Sign-Language Through Camera Lets Alexa Respond to Gestures

Nelson Régo

6 years ago

Developer Abhishek Singh, the creator of an app that allows Amazon Alexa to respond to sign language uses a camera-based system to identify gestures and interpret them as text and speech.

Speech recognition is rarely able to pick up the rhythms of deaf users. And a lack of hearing presents a clear challenge to communicating with voice-based assistants.

Singh’s project offers one potential solution, rigging Amazon’s Alexa to respond in text to American Sign Language (ASL).
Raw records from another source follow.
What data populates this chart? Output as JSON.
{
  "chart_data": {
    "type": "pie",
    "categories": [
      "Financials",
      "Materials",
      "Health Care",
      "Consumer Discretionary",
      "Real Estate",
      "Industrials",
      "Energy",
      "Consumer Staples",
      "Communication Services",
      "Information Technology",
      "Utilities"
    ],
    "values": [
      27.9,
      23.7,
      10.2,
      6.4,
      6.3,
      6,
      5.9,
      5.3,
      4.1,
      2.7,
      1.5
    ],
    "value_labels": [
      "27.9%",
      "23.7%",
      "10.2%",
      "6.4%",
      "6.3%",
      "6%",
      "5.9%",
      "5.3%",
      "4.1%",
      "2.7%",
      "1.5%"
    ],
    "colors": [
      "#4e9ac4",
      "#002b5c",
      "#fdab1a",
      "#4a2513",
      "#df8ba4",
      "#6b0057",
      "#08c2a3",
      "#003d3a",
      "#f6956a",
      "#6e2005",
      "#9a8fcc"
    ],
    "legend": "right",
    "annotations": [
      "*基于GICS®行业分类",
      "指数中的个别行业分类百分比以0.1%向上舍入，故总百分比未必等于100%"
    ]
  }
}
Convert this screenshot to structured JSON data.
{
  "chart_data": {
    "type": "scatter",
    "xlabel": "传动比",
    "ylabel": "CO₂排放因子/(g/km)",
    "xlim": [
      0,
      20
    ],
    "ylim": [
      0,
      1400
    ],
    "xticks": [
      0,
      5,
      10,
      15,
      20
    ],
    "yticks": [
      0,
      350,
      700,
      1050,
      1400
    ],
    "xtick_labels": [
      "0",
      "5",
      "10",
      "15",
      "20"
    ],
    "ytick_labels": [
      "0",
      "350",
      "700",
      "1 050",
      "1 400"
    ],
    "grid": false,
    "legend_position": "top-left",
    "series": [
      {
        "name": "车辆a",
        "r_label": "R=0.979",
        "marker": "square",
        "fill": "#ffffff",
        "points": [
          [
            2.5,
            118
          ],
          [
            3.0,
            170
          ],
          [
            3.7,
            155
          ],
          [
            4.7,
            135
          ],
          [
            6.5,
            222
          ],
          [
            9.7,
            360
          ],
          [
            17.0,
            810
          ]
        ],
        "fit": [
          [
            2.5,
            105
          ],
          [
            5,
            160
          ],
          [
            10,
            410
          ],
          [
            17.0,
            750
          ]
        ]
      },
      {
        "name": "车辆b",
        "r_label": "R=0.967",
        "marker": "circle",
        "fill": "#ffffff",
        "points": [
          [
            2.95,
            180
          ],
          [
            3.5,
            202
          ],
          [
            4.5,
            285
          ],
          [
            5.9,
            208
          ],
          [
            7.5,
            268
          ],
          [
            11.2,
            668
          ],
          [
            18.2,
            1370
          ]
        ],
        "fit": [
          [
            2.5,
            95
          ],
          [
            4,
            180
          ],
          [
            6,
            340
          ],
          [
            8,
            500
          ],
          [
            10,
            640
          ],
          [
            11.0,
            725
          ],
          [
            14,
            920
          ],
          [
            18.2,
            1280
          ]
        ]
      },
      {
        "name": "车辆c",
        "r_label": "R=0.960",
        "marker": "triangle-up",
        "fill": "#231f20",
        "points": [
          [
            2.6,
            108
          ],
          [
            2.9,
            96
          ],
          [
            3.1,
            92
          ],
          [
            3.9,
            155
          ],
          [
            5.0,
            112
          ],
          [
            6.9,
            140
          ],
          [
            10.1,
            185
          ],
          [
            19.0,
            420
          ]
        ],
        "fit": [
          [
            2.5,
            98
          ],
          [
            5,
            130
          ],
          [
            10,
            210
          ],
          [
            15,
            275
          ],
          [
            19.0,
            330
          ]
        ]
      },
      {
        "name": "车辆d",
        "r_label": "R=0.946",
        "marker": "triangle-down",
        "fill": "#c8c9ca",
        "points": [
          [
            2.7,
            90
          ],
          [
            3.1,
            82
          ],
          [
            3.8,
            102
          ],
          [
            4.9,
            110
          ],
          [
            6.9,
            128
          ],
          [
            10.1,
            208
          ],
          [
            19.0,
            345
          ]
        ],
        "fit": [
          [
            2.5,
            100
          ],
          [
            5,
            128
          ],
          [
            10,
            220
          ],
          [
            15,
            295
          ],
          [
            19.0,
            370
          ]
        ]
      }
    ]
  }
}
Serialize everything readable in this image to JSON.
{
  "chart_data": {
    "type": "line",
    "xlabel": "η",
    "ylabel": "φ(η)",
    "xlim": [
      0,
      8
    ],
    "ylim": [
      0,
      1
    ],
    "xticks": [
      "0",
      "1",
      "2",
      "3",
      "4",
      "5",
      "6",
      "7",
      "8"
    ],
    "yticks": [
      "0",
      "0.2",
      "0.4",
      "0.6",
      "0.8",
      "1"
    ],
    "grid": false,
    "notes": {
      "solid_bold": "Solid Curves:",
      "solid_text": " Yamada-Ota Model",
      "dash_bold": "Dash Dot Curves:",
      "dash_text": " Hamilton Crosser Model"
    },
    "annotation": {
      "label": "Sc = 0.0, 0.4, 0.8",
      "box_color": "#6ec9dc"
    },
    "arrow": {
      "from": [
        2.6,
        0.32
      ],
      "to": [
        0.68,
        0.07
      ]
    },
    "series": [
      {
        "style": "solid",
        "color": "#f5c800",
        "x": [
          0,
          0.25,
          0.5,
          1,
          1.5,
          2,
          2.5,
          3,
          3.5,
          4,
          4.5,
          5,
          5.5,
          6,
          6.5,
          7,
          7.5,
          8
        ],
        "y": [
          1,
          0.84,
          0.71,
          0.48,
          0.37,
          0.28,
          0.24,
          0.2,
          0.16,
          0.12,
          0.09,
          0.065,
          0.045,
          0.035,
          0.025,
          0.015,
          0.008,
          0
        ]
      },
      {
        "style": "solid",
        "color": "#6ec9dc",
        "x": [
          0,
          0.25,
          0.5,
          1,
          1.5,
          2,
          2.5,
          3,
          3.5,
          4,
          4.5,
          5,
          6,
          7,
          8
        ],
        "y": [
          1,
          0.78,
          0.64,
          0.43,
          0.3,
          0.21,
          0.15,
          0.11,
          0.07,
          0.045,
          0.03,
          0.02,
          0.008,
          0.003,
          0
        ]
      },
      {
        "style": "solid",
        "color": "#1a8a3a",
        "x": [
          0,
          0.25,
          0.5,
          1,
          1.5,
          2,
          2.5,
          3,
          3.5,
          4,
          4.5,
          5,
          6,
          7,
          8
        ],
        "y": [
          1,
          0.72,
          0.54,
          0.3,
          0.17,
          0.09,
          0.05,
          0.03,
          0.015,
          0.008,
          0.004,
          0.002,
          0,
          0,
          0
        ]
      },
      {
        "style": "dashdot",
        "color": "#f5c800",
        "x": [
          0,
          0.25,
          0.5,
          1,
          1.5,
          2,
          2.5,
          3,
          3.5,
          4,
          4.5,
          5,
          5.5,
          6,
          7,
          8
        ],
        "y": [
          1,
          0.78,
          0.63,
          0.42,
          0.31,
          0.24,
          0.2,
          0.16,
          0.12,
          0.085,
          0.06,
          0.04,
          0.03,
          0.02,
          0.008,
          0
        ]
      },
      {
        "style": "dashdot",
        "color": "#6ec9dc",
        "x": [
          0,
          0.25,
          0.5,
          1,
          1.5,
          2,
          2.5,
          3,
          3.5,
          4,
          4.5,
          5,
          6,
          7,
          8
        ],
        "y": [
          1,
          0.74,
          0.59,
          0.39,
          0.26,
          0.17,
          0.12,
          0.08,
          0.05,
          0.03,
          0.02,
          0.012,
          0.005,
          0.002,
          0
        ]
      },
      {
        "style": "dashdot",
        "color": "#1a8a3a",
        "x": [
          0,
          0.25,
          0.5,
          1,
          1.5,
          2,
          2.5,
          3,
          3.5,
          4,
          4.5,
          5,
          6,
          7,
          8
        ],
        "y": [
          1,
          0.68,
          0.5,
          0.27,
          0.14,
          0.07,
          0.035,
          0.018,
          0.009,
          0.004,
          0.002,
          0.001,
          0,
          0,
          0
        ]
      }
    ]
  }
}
“If these devices are to become a central way we interact with our homes or perform tasks, then some thought needs to be given to those who cannot hear or speak,” he says. “Seamless design needs to be inclusive in nature.”

The developer trained an AI using the machine-learning platform Tensorflow, which involved repeatedly gesturing in front of a webcam to teach the system the basics of sign language.

Once the system was able to respond to his hand movements, he connected it to Google’s text-to-speech software to read the corresponding words aloud.

The Amazon Echo reacts and its vocal response is automatically transcribed by the computer into text, which is read by the user, it is a workaround, with the laptop as an interpreter between the user and Alexa.

Singh said, “There’s no reason that Amazon Show, or any of the camera and screen based voice assistants, couldn’t build this functionality right in. To me that’s probably the ultimate use case of what this prototype shows.”

There have been a number of previous attempts to use AI and image recognition to translate sign language. Microsoft, for example, has trialled the use of its motion-sensing Kinect cameras for the purpose, a project fated to dwindle once the Kinect was discontinued in 2017.

YOU MIGHT ALSO LIKE Introducing HandSight: A Tiny Fingertip Camera Helps Blind People Read without Braille.

Nvidia has also explored ways artificial intelligence could be used to automatically caption videos of sign language users, as has the translation software company KinTrans.

Jeffrey Bigham, an expert in human-computer interaction from Carnegie Mellon University, says Mr Singh’s project is “a great proof of concept” but a system fully capable of recognizing sign language would be hard to design “as it requires both computer vision and language understanding that we don’t yet have.”

“Alexa doesn’t really understand English either, of course,” he adds, noting that voice assistants understand only a relatively small set of template phrases.

Alexa Captioning has previously been available for US owners of the Echo Show and Echo Spot. The company is now bringing the feature to users in Canada, Germany, Japan, India, France, Australia, UK and New Zealand.